China has started construction of the world's longest sea bridge as part of a
multi-billion plan to rejuvenate the Pearl River Delta.
From the UK Telegraph; By Peter Foster in Beijing; 15 Dec 2009
A blueprint for the region by Beijing's leading economic planning agency recently criticised the Delta's low overall level of competitiveness, but committed the region to becoming a world leader again by 2020.|
"Through a more convenient and fast transport network, Hong Kong's financial, tourism, trade and logistics and professional services can become better integrated with the Pearl River Delta and the surrounding areas," said Donald Tsang, Hong Kong's Chief Executive, at a ceremony launching the project.
In a sign of the importance Beijing has attached to the project, the Chinese vice-premier Li Keqiang, the man widely tipped to succeed the prime minister Wen Jiabao in 2012, was on hand to inaugurate construction.
When completed, the six-lane expressway will link Hong Kong to Macau and the Pearl River Delta city of Zhuhai, cutting current road and ferry journey times from four-and-a-half hours to just 40 minutes.
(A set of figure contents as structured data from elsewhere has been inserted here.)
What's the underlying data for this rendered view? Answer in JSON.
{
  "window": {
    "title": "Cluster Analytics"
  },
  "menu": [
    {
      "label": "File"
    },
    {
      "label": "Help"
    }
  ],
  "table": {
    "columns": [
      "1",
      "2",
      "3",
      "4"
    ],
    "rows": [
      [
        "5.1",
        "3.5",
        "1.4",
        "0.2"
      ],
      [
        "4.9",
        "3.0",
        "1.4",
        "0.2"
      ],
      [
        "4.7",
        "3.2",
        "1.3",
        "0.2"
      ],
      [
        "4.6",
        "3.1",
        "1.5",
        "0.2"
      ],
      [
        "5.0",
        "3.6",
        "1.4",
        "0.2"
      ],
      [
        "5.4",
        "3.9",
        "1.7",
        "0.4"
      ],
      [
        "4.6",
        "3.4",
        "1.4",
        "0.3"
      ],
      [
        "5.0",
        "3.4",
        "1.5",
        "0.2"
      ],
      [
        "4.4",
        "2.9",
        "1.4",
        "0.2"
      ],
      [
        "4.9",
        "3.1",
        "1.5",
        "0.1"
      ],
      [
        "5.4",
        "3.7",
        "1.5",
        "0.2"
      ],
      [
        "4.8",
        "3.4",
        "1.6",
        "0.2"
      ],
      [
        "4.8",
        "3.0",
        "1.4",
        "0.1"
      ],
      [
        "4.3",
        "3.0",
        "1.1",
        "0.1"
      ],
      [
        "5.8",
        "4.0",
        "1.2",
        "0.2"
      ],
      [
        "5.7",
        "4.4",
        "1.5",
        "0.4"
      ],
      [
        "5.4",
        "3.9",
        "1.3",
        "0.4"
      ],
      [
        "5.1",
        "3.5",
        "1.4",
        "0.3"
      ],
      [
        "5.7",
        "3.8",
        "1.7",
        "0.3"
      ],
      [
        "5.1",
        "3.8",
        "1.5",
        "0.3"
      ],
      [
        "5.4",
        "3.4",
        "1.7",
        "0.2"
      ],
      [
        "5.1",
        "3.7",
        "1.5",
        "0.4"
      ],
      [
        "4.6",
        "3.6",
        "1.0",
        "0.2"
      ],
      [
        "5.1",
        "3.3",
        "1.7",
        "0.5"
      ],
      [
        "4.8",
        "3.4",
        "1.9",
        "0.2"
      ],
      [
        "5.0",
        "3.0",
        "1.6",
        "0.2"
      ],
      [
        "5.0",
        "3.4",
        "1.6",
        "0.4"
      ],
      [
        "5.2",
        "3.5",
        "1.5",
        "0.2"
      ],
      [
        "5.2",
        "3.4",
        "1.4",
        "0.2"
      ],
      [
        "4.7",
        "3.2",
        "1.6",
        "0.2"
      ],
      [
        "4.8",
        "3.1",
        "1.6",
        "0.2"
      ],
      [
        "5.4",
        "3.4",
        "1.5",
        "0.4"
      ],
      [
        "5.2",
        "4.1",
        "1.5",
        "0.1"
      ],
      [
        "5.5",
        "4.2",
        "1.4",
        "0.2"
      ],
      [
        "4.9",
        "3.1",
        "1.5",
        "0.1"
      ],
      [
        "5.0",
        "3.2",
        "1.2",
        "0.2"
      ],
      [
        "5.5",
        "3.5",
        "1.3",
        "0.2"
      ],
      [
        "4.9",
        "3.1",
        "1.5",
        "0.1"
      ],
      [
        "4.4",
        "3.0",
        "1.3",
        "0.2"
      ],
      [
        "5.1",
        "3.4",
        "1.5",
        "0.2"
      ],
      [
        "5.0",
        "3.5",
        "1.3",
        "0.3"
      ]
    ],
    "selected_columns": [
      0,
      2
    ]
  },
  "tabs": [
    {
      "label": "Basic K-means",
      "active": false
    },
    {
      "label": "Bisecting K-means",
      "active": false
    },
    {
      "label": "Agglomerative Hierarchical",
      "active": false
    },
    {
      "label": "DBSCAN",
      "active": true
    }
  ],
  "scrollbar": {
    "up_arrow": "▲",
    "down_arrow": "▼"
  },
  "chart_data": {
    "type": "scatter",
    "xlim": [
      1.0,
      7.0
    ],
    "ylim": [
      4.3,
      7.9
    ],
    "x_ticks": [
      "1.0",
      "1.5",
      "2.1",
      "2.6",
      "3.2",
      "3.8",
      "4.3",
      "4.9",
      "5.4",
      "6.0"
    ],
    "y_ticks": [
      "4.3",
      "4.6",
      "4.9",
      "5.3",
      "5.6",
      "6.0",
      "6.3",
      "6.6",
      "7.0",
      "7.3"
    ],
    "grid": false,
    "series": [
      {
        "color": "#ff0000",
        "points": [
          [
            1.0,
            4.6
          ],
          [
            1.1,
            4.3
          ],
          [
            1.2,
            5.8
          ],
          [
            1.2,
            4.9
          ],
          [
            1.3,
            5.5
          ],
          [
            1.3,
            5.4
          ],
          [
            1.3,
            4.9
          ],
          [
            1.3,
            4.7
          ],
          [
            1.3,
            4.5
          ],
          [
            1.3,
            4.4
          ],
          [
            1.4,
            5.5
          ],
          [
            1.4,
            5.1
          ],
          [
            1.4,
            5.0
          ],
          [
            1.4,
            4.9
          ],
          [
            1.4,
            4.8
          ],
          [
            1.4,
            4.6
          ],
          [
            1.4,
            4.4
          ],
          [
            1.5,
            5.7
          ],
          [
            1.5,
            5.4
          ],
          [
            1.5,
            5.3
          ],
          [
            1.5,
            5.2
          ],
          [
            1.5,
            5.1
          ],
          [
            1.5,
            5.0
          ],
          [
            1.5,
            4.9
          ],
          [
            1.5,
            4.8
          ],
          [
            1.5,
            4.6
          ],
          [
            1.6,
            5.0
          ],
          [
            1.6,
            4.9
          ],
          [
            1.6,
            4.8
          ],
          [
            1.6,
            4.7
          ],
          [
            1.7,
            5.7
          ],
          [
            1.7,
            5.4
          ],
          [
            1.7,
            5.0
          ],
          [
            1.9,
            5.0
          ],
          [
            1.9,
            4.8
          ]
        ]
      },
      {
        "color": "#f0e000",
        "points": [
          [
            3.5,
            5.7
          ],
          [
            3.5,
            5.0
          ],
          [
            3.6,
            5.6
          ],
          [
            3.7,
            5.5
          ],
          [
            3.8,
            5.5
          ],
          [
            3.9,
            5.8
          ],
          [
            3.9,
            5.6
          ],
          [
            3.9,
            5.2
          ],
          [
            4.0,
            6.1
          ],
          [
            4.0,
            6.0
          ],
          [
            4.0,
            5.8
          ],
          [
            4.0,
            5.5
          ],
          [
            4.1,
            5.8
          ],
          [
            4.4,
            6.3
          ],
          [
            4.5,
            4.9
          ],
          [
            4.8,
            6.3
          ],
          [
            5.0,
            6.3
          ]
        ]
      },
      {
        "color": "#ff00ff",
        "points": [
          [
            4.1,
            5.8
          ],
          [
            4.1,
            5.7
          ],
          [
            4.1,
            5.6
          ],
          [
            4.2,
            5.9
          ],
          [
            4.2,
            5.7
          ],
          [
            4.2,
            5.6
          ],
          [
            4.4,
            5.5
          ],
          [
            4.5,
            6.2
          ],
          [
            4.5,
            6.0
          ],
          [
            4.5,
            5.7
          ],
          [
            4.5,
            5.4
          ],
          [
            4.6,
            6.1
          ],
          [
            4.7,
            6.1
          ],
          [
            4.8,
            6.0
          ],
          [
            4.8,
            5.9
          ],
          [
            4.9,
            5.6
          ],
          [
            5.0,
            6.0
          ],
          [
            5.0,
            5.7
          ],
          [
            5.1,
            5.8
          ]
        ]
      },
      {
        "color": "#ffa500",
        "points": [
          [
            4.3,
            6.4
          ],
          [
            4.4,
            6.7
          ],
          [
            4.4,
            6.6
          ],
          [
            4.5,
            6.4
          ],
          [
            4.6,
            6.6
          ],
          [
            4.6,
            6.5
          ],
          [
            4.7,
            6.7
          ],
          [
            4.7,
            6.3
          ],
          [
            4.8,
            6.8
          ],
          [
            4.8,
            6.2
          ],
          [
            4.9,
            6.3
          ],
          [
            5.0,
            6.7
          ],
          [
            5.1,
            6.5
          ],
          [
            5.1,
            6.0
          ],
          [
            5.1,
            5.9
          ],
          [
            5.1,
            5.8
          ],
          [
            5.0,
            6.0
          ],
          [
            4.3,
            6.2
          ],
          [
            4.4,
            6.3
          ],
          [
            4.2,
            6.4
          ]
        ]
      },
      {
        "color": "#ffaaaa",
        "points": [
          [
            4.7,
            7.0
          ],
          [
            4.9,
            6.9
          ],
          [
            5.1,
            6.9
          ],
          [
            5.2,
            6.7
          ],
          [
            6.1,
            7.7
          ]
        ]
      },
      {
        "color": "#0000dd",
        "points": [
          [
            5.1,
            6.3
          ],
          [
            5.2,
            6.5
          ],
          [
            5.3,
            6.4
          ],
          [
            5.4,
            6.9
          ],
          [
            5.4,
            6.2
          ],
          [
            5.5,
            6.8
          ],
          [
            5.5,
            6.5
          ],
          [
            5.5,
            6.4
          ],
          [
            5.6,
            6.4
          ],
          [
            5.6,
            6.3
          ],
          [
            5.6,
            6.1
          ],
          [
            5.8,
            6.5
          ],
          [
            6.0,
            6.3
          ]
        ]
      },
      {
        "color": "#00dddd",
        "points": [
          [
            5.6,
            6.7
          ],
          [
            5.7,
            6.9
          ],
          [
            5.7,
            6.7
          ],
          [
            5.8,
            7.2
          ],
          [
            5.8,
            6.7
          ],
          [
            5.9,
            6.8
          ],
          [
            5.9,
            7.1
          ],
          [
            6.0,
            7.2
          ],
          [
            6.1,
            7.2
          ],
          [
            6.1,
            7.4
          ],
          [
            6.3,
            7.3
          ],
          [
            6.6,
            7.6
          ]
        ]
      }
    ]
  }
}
According to projections more than 200 million vehicles a year will be using the bridge by 2020, carrying 170-220 million tons of freight.
The plan has faced objections from environmental groups, including the World Wide Fund for Nature, who say that it will further diminish the Delta's already battered marine ecosystems, imperilling endangered species including the crested kingfisher, mangrove water snake and rough-skinned floating frog.
Of particular concern is the effect on the Chinese white dolphin whose breeding patterns could be disturbed by the noise of the construction and dredging needed to sink the bridge's massive piles into the seabed.
Officials, however, have pledged to protect ocean ecology and fishery resources. "We will control the construction noises and turbidity of seawater, and prevent oil pollution," Zhu Yongling, an official in charge of construction, told China's state-run Xinhua news agency.